According to Michael Anderson, co-founder of Framework Ventures, blockchain is evolving into a financial foundation for capital-heavy sectors rather than merely a platform for crypto speculation.

By Krisztian Sandor Jun 28, 2026, 1:00 p.m. 2 min readMake preferred on ShareShare this articleCopy linkX (Twitter)LinkedInFacebookEmailMake preferred on Framework Ventures co-founders Vance Spencer and Michael Anderson (Framework)SummaryShow
  • Framework Ventures envisions blockchain as a funding mechanism for AI computing, robotics, and energy infrastructure through tokenization.
  • Co-founder Michael Anderson remarked that the crypto sector has transitioned from catering to crypto users to addressing capital formation challenges for tangible industries.
  • The San Francisco-based firm has launched a $400 million fund aimed at investments that converge tokenization, stablecoins, and cutting-edge technologies.

Investment prospects within blockchain are shifting away from cryptocurrencies themselves, focusing instead on how this technology can support capital-intensive sectors like artificial intelligence (AI), robotics, and energy.

This perspective is at the core of Framework Ventures' newly announced $400 million fund. The firm asserts that tokenization and stablecoins are maturing into financial infrastructure essential for industries seeking innovative capital-raising methods.

Michael Anderson stated in an interview with CoinDesk, "The industry has shifted towards leveraging these technologies—tokenization, blockchain, and decentralized networks—across different markets in novel ways."

The landscape has dramatically changed since the 2020-21 cycle, which was heavily focused on DeFi protocols, DAOs, and offerings primarily designed for crypto enthusiasts.

Anderson noted, "There was a period in 2020 and 2021 where we were developing crypto products specifically for crypto users."

Currently, many entrepreneurs are utilizing blockchain technology to tackle financing challenges beyond the crypto realm.

For instance, in AI infrastructure, Framework believes that tokenization can facilitate more affordable financing options for GPUs and other computing resources by converting them into blockchain-based collateral.

Anderson explained that traditional securitization markets face challenges in aggregating individual servers or computing devices into viable investment products. With over $300 billion in stablecoins circulating on-chain, a new capital source is emerging for asset-backed lending.

"We possess the on-chain capital necessary to support this industry," he asserted.

This rationale is also applicable to the energy sector.
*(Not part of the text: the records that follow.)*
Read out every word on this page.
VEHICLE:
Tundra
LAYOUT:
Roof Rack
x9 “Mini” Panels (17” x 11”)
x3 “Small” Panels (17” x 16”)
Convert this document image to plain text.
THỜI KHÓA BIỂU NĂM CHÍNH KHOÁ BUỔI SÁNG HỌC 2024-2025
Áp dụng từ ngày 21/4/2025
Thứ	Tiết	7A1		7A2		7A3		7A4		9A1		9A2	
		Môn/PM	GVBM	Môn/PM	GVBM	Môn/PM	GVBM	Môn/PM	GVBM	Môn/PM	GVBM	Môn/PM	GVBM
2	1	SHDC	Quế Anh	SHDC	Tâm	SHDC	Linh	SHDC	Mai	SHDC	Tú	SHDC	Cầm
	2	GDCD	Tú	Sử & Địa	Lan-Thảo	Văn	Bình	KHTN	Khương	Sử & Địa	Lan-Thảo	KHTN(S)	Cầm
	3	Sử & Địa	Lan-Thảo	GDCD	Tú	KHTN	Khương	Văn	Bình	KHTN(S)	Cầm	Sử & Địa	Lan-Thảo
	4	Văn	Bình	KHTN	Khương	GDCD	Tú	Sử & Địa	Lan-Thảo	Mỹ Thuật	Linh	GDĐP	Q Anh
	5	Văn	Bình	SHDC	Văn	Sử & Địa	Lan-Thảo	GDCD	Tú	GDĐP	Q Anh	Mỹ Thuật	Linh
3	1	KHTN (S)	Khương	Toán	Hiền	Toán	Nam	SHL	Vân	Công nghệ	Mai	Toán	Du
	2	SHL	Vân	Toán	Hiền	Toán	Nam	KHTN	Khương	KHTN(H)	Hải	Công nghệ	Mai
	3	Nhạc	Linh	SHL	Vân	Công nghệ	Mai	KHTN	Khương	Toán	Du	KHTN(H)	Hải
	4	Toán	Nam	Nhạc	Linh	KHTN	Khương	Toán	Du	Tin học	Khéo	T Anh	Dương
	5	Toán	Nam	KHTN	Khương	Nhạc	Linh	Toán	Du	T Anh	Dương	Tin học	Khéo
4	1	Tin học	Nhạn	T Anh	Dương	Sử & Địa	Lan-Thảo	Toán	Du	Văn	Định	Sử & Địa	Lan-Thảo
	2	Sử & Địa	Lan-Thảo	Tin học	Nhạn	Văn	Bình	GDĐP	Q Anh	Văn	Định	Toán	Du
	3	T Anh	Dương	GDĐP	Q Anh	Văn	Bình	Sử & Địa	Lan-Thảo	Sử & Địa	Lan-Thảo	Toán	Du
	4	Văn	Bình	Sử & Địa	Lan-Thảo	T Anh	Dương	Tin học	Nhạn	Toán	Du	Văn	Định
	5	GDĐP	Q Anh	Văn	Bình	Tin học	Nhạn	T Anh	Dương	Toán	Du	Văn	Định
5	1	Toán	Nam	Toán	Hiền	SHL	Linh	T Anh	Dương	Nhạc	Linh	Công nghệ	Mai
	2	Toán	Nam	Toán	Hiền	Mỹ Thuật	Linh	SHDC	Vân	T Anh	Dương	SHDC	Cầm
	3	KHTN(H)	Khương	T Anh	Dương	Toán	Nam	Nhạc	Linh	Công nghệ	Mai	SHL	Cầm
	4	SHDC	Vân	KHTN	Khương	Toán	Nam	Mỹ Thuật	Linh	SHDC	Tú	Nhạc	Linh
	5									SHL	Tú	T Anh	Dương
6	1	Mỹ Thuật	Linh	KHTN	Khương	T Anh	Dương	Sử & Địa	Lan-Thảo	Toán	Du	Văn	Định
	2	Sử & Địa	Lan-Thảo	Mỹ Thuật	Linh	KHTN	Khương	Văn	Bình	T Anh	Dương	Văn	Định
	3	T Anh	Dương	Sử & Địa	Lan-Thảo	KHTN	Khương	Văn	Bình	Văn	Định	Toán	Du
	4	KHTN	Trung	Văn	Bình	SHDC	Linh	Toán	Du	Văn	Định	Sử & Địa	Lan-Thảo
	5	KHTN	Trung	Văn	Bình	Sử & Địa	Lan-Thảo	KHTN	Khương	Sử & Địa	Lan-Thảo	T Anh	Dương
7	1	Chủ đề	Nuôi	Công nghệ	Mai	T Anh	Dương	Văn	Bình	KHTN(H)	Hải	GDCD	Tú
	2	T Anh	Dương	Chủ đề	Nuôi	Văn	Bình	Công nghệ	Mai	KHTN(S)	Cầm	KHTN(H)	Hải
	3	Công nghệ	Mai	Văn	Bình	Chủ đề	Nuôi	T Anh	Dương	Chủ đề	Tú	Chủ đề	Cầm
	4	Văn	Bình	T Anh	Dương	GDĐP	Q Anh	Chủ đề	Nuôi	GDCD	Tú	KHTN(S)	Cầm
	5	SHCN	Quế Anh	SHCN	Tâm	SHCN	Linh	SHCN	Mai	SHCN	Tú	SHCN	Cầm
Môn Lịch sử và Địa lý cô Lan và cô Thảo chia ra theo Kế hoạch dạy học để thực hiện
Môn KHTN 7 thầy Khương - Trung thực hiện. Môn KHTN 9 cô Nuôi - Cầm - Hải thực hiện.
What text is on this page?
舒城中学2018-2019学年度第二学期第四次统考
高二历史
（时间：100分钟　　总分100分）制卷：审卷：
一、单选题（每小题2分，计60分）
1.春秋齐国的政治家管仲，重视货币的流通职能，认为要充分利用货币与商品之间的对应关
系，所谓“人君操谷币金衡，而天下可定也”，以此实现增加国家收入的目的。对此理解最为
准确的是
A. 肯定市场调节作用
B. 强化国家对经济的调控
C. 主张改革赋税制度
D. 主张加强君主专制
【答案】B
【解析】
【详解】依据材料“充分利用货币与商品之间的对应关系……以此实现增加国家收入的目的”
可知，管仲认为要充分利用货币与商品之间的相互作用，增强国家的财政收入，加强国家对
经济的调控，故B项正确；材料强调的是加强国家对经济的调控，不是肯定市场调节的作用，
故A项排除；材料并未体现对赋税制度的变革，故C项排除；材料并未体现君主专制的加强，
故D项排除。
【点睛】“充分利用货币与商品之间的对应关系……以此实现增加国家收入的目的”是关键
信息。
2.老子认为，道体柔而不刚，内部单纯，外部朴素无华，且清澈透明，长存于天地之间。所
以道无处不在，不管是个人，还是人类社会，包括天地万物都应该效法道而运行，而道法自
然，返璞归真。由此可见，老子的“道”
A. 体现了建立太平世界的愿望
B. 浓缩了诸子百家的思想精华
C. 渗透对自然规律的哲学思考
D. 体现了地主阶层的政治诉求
Framework has made investments in Daylight, which funds residential solar initiatives through a decentralized energy network, and Uranium Digital, which is establishing a tokenized marketplace for physical uranium.

A different generation

Anderson highlighted a significant evolution in the types of founders entering the crypto space today.

Instead of anonymous developers from the crypto world launching speculative projects, many current founders come from traditional finance, energy, or industrial technology sectors, offering substantial expertise while deploying blockchain as the financial backbone to address real-world challenges.

This trend is already reflected in Framework's recent investments, which include TVL Capital, established by former members of Morgan Stanley's digital assets team; robotics startup Mecka AI, which provides training data for cutting-edge AI companies; and Plasma, a banking platform on blockchain focused on stablecoin transactions.

The firm’s approach aligns with a larger transformation within the digital asset sector. Major banks and asset managers are increasingly adopting blockchain technology to issue, trade, and settle conventional financial assets, while stablecoins are being integrated into cross-border payments and treasury functions as banks and fintechs seek to modernize their payment systems.

"What if 2021 was merely an anomaly," Anderson pondered, "and we are now progressing towards genuine utility, sustainable business models, and utilizing this technology in ways that are not primarily speculative?"